Troubleshooting a standard topic

This document provides some common troubleshooting tips when publishing messages to a standard Pub/Sub topic.

Learn more about how to Publish messages to topics and the different features.

High publish latency

Publish latency is the amount of time it takes to complete a publish request that is issued by a publisher client. Publish latency is distinct from end-to-end delivery latency, which is the amount of time it takes for a message that is published to Pub/Sub to be delivered to a subscriber client. You might observe high publish latency or end-to-end latency, even when the value of the other latency type is low. High publish latency can be incurred at the Pub/Sub publisher client, in transit between the client and the Pub/Sub backend, or in the Pub/Sub backend. You can inspect the publish latency incurred in the Pub/Sub backend using the topic/send_request_latencies metric. High backend publish latency could be related to the following factors:

Pub/Sub is designed for low-latency, high-throughput delivery. If the topic has low throughput, the resources associated with the topic could take longer to initialize.
If you are using a message storage policy, it could affect the overall latency of the requests to the topic and subscription. Check the Performance and availability implications of using this configuration.

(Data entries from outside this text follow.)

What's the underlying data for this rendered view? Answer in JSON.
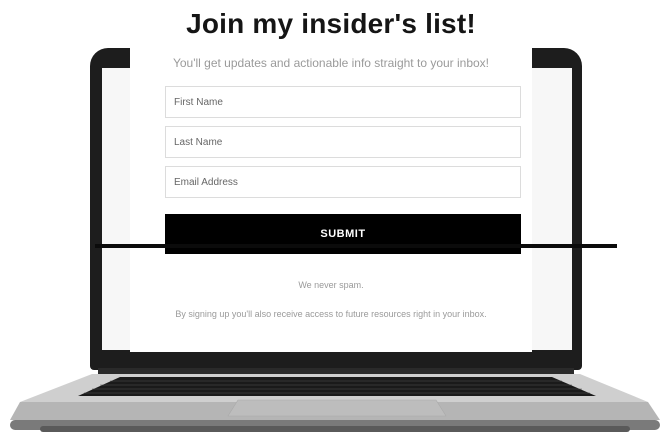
{
  "heading": "Join my insider's list!",
  "subheading": "You'll get updates and actionable info straight to your inbox!",
  "form": {
    "first_name_placeholder": "First Name",
    "last_name_placeholder": "Last Name",
    "email_placeholder": "Email Address",
    "first_name_value": "",
    "last_name_value": "",
    "email_value": "",
    "submit_label": "SUBMIT"
  },
  "footer": {
    "no_spam": "We never spam.",
    "note": "By signing up you'll also receive access to future resources right in your inbox."
  },
  "colors": {
    "button_bg": "#000000",
    "button_text": "#ffffff",
    "laptop_bezel": "#1d1d1d",
    "laptop_body": "#c9c9c9"
  },
  "icons": {
    "device": "laptop-icon",
    "keyboard": "keyboard-icon"
  }
}
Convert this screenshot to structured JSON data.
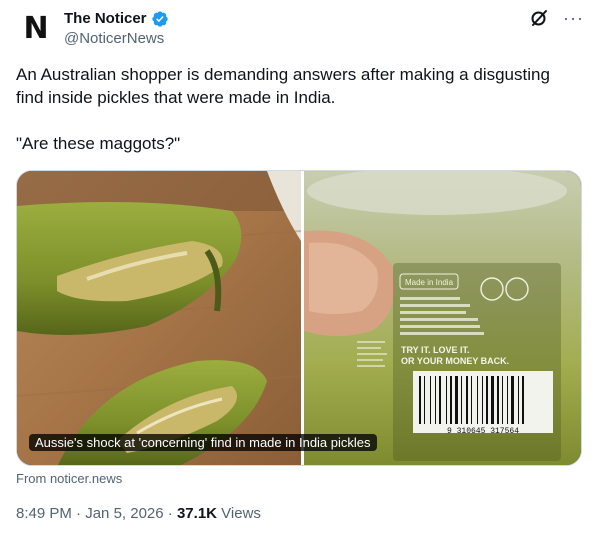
{
  "author": {
    "name": "The Noticer",
    "handle": "@NoticerNews",
    "avatar_letter": "N",
    "verified": true,
    "verified_color": "#1d9bf0"
  },
  "header_icons": [
    "grok-icon",
    "more-icon"
  ],
  "more_label": "···",
  "post": {
    "paragraph1": "An Australian shopper is demanding answers after making a disgusting find inside pickles that were made in India.",
    "paragraph2": "\"Are these maggots?\""
  },
  "media": {
    "caption": "Aussie's shock at 'concerning' find in made in India pickles",
    "label_text": {
      "made_in": "Made in India",
      "trademark": "Coles is a trade mark of Coles Group Limited used under licence by Coles Supermarkets Australia Pty Ltd 800 Toorak Road, Hawthorn East, Vic 3123. Call 1800 061 562 www.coles.com.au",
      "slogan1": "TRY IT. LOVE IT.",
      "slogan2": "OR YOUR MONEY BACK.",
      "barcode": "9 310645 317564"
    }
  },
  "source_label": "From noticer.news",
  "meta": {
    "time": "8:49 PM",
    "sep1": " · ",
    "date": "Jan 5, 2026",
    "sep2": " · ",
    "views_count": "37.1K",
    "views_label": " Views"
  }
}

If your publisher client is observing publish latency significantly higher than what is reflected in the metric, it could be a sign of one of these client-side factors:

Ensure you are not creating a new publisher for every publish. It is recommended to use a single publisher client per topic per application to publish all messages. Spinning up new publisher objects and adding new threads has a latency cost. If you are using Cloud Run functions to publish messages, note that invocations can also affect publish latency.
If you find that the default retry settings are not sufficient for your use case, make the corresponding adjustments. However, verify that the new values are not too high. See how to configure the Retry requests.

Note that high publish latency can lead to DEADLINE_EXCEEDED errors, which are discussed in the next section.

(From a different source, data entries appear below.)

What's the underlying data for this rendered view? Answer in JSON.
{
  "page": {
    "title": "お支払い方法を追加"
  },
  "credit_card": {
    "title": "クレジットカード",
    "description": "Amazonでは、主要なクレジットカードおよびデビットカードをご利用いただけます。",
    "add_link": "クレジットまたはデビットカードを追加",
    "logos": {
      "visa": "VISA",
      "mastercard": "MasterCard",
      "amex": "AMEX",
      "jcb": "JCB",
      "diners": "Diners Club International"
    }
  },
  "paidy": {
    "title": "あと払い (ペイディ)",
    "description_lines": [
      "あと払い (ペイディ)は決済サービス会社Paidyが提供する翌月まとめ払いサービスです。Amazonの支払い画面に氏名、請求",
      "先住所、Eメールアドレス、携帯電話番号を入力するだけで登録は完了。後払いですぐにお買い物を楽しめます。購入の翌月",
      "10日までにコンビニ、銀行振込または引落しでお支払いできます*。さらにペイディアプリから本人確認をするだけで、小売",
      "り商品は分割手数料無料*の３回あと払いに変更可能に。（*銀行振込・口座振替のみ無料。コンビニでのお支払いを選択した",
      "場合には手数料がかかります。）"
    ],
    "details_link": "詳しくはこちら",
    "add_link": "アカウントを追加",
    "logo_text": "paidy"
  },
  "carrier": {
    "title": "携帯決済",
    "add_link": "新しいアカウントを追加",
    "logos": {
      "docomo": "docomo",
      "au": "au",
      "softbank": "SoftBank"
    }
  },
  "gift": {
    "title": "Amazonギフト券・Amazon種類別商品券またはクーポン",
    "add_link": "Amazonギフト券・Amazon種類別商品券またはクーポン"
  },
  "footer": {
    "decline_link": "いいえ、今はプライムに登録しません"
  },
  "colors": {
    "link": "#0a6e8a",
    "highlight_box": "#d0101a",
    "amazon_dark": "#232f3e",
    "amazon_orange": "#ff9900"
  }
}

Publish operations fail with DEADLINE_EXCEEDED

A DEADLINE_EXCEEDED error during a publish request indicates that the request failed to complete within the time allocated. This could be due to various factors, such as the requests not reaching the Pub/Sub service or performance issues affecting the requests.

To verify that publish requests are reaching the Pub/Sub service, monitor the topic using the topic/send_request_count metric, grouped by response_code. This metric helps you determine if requests fail before reaching the Pub/Sub topic. If the metric is empty, there is an external factor preventing the messages from reaching the Pub/Sub service. Additionally, to rule out the possibility of an intermittent issue, check the error rate using the topic/send_request_count metric graph mentioned earlier, or the APIs & Services page in the Google Cloud console. If the error rate is very low, this could be an intermittent issue.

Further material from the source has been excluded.